Redesigning the SAT: Fighting a Losing Battle


Beginning in 2016, the College Board will be administering the redesigned SAT. Notable changes will include the return to the 1600 point scale, the lack of a vocabulary section, and the introduction of the now-optional essay. Fun fact: This supposedly new SAT will strongly resemble the old SAT which was administered until 2005.

Educators everywhere have expressed confusion and distaste with these changes.

“In essence, they’re admitting that the current version of the test was a mistake,” said Anthony Green, a SAT and ACT tutor of the children of Fortune 500 CEOs.

If the current SAT is such a mistake, then the College Board should be taking all of the actions necessary to fix it. A perfect standardized test is impossible, especially with the changing education standards of school districts everywhere today. If the College Board is truly attempting to improve an important evaluation test that affects the future of students, then the College Board should continue redesigning the SAT by all means.

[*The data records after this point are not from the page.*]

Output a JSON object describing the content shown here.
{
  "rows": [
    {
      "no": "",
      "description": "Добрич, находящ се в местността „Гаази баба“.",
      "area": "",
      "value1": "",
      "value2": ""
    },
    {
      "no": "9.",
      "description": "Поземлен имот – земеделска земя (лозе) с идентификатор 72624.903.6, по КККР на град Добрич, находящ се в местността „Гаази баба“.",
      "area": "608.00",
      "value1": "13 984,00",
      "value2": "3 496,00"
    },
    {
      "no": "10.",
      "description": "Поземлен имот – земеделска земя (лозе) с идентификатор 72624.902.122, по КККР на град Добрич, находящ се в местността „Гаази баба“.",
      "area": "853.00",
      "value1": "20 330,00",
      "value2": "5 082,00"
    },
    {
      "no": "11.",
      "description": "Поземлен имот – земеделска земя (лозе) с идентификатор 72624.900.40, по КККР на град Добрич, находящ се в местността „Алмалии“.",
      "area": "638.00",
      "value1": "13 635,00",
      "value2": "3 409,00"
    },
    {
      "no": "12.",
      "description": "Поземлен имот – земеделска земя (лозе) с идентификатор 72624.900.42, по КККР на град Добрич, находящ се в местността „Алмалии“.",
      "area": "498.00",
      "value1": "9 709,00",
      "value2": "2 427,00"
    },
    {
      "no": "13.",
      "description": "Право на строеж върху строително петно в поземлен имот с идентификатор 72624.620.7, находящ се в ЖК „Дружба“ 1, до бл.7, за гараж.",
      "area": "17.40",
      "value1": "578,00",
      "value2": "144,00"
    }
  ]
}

However, this noble notion of bettering education is covered when we dig deeper into the results of these changes. As mentioned before, the redesigned SAT will no longer require the essay portion. This fact may seem wonderful for those who find the 25 minutes essays of the current SAT absurd and tedious; yet, these same people may be dismayed to find that many colleges will continue requiring you to take the optional essay portion of the SAT. On Stanford’s website, Stanford admissions specifies that they will require scores for all three portions of the SAT (Reading and Writing, Math, and Essay) even after March 2016.

Changing the SAT also seems unnecessary when an increasing amount of schools are removing the requirement of test scores from their applications. In August 1, 2015, George Washington University in Washington, DC removed standardized test scores from its admissions process. This removal of test score requirements is meant to emphasize the idea of holistic review processes — the evaluation of all aspects of a prospective student when considering acceptance into a college.

If creating the perfect standardized test truly is impossible and education institutions are already ditching the current SAT, we can only wonder why the College Board continues to hold onto the SAT. While there currently may not be a better way of judging applicants with the same national standards, the SAT is hindering the process of finding this better way. If we truly want to take a new step into the future of education, we have to risk the loss of the SAT to seek something better.